Fifteen gifted and focused pupils were brought before the media to wax lyrical about how wonderful they feel their schools are. Controversy reigned at the beginning of the two-year-old school though, which took up space in Paul Robeson High School and partnered with IBM to give space to 300-plus citywide students. It was part of Bloomberg’s small school movement, wherein he went on an educational rampage, closing established schools and paradoxically opening small ones in the same building.
Some of the Paul Robeson students said that they felt like “second-class citizens” in the building they are now sharing with this highly touted, much praised new school. This just as Bloomberg’s Panel for Educational Policy was set to meet on Wednesday, Oct. 30 for another pseudo public meeting to “discuss” the “vote” on the proposed co-locating of two more Brooklyn schools—M.S. 113 Ronald Edmonds Learning Center and Andries Hudde Middle School—with two new charter schools.

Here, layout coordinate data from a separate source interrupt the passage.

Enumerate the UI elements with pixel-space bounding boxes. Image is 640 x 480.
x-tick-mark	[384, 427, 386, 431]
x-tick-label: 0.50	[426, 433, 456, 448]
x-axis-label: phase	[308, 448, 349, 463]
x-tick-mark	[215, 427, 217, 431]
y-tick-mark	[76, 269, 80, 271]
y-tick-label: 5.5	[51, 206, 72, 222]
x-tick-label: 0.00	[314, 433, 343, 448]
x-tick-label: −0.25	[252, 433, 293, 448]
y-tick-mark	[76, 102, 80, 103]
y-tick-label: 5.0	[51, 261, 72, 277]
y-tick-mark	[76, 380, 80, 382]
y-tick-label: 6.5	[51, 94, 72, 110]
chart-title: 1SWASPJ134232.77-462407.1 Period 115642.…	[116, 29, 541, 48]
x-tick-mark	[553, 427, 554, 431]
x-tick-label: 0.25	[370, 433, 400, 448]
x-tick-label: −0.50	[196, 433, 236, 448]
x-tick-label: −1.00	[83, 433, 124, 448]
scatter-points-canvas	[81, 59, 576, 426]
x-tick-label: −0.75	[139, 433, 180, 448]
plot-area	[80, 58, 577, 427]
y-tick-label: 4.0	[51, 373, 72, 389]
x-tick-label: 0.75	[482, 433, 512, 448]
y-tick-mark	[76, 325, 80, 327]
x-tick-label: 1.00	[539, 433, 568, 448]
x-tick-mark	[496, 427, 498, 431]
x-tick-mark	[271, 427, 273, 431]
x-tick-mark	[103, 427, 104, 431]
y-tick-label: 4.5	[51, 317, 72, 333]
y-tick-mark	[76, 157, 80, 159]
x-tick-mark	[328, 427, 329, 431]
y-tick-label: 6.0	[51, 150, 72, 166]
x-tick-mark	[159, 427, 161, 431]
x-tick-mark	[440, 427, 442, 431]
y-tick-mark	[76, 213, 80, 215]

After landing Marine One in Prospect Park, Obama announced, “I used to live across the street from Prospect Park.” Last Friday though, Obama told the cheering audience that it “is good to be back in Brooklyn.”
As he recognized several elected officials, one of the greatest applause-drenched moments was reserved for the “principal here at P-TECH, Rashid Davis, who I am pretty confident is the coolest-looking principal in America. I mean, there just are not that many principals with dreadlocks and yellow kicks.”

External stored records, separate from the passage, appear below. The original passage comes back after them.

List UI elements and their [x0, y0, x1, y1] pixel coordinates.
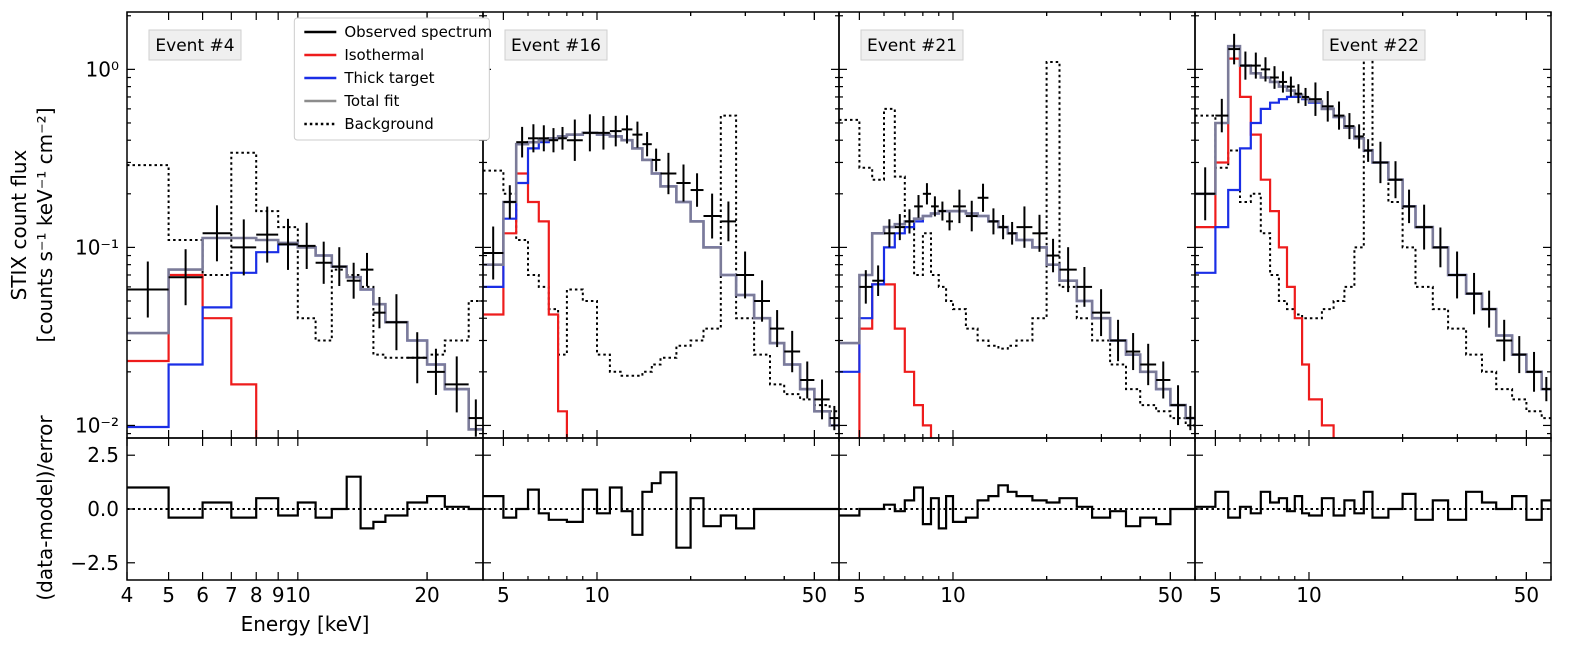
main-axes-frame [1194, 11, 1552, 439]
axes-text: STIX count flux [counts s⁻¹ keV⁻¹ cm⁻²] … [7, 108, 369, 637]
residual-plot-area [1195, 490, 1551, 521]
legend-box [293, 17, 490, 141]
tick-marks [483, 12, 840, 580]
y-axis-title-line1: STIX count flux [7, 149, 31, 300]
panel-3: 5 10 50 Event #21 [838, 11, 1196, 607]
event-label: Event #16 [511, 36, 601, 56]
residual-plot-area [483, 471, 839, 549]
x-tick-label: 50 [1514, 583, 1539, 607]
x-tick-label: 7 [225, 583, 238, 607]
background-series-line [1195, 57, 1551, 420]
main-axes-frame [482, 11, 840, 439]
resid-tick-label: 0.0 [87, 497, 119, 521]
x-tick-label: 50 [1158, 583, 1183, 607]
x-tick-label: 10 [940, 583, 965, 607]
residual-series-line [1195, 490, 1551, 521]
x-tick-label: 5 [853, 583, 866, 607]
resid-tick-label: 2.5 [87, 443, 119, 467]
x-tick-label: 8 [250, 583, 263, 607]
residual-axis-title: (data-model)/error [33, 415, 57, 601]
event-label-box [860, 29, 964, 61]
residual-series-line [483, 471, 839, 549]
observed-spectrum-series [859, 183, 1195, 431]
tick-marks [1195, 12, 1552, 580]
main-axes-frame [838, 11, 1196, 439]
background-series-line [483, 114, 839, 413]
x-tick-label: 5 [1209, 583, 1222, 607]
residual-plot-area [839, 484, 1195, 530]
x-tick-label: 10 [1296, 583, 1321, 607]
main-plot-area [483, 114, 839, 438]
panel-2: 5 10 50 Event #16 [482, 11, 840, 607]
main-plot-area [839, 61, 1195, 438]
event-label-box [148, 29, 242, 61]
thick-target-series-line [127, 243, 483, 431]
legend-entry-label: Observed spectrum [344, 23, 492, 41]
total-fit-series-line [483, 131, 839, 427]
residual-series-line [127, 475, 483, 530]
legend-entry-label: Isothermal [344, 46, 424, 64]
observed-spectrum-series [127, 205, 483, 437]
x-tick-label: 50 [802, 583, 827, 607]
isothermal-series-line [858, 283, 933, 438]
residual-series-line [839, 484, 1195, 530]
panel-1: 4 5 6 7 8 9 10 20 10⁰ 10⁻¹ 10⁻² 2.5 0.0 −2.5 Event #4 [70, 11, 484, 607]
event-label: Event #22 [1329, 36, 1419, 56]
total-fit-series-line [127, 236, 483, 431]
background-series-line [839, 61, 1195, 427]
x-tick-label: 6 [196, 583, 209, 607]
resid-tick-label: −2.5 [70, 551, 119, 575]
y-tick-label: 10⁻² [75, 413, 119, 437]
x-tick-label: 10 [584, 583, 609, 607]
legend-entry-label: Total fit [343, 92, 399, 110]
isothermal-series-line [483, 172, 568, 438]
event-label: Event #4 [155, 36, 234, 56]
panel-4: 5 10 50 Event #22 [1194, 11, 1552, 607]
x-tick-label: 9 [272, 583, 285, 607]
x-tick-label: 5 [162, 583, 175, 607]
event-label-box [1322, 29, 1426, 61]
total-fit-series-line [839, 209, 1195, 420]
residual-plot-area [127, 475, 483, 530]
thick-target-series-line [839, 210, 1195, 420]
x-tick-label: 4 [121, 583, 134, 607]
y-tick-label: 10⁻¹ [75, 235, 119, 259]
background-series-line [127, 151, 483, 359]
y-tick-label: 10⁰ [86, 57, 119, 81]
x-axis-title: Energy [keV] [241, 612, 370, 636]
x-tick-label: 10 [285, 583, 310, 607]
x-tick-label: 20 [414, 583, 439, 607]
observed-spectrum-series [483, 114, 839, 431]
tick-marks [839, 12, 1196, 580]
event-label-box [504, 29, 608, 61]
observed-spectrum-series [1195, 33, 1551, 402]
legend: Observed spectrum Isothermal Thick target T… [293, 17, 492, 141]
main-plot-area [127, 151, 483, 438]
tick-marks [126, 12, 483, 580]
y-axis-title-line2: [counts s⁻¹ keV⁻¹ cm⁻²] [33, 108, 57, 343]
legend-entry-label: Thick target [343, 69, 434, 87]
legend-entry-label: Background [344, 115, 434, 133]
main-plot-area [1195, 33, 1551, 438]
thick-target-series-line [1195, 95, 1551, 391]
event-label: Event #21 [867, 36, 957, 56]
x-tick-label: 5 [497, 583, 510, 607]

Continuing, Obama said, “I’m here because I wanted to come here ever since I talked about you in my State of the Union address this year, because what’s going on here at P-TECH is outstanding, and I’m excited to see it for myself.

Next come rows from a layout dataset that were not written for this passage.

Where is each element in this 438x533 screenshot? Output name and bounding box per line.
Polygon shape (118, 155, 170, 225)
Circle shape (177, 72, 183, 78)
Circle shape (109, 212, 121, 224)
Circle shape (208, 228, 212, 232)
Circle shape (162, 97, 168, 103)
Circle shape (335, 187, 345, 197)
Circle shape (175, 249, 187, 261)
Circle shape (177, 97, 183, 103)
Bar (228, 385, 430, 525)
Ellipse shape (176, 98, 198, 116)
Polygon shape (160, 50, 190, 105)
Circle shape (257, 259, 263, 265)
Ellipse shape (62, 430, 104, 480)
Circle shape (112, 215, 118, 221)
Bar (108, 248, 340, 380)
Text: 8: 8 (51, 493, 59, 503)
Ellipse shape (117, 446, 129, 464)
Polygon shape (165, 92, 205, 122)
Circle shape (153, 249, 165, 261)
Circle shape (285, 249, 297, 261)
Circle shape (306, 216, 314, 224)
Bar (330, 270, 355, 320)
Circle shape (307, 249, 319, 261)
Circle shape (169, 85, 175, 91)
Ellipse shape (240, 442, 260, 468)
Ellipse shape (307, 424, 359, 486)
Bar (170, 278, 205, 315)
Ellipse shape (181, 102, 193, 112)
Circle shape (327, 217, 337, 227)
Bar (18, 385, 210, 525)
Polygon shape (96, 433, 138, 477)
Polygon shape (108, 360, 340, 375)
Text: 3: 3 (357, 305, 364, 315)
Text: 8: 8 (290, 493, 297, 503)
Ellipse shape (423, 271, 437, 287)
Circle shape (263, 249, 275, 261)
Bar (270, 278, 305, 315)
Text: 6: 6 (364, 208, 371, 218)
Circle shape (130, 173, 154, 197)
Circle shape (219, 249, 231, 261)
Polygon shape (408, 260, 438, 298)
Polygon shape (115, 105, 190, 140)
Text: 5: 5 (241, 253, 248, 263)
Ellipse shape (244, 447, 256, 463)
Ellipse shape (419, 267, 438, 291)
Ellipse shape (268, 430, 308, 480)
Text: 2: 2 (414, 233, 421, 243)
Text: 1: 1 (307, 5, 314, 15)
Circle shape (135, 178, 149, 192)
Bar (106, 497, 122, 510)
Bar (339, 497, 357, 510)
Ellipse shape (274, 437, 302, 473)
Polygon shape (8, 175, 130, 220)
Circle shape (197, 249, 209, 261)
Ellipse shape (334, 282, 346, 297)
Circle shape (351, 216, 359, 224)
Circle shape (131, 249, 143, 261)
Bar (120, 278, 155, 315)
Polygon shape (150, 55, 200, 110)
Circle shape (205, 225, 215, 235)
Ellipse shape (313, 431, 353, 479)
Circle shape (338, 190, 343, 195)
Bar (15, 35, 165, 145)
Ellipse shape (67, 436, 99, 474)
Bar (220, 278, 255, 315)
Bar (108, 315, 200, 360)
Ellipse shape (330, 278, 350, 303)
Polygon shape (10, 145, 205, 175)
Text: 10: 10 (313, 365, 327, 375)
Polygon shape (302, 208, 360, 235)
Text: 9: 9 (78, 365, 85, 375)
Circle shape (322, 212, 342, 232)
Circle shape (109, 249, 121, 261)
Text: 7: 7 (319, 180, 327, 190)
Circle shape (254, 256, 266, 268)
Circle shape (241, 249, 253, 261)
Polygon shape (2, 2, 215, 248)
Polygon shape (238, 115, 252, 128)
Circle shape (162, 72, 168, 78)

“When I was living here, Brooklyn was cool, but not this cool. I’m here today to talk about what we need to do, as a country, to build the same kind of opportunity for your generation, for the next generation, and for your kids, and for future immigrants.”
To rising applause by those assembled, Obama continued, “This country should be doing everything in our power to give more kids the chance to go to schools just like this one. We should be doing everything we can to put college within the reach of more young people. We should be doing everything we can to keep your streets safe and protect you from gun violence.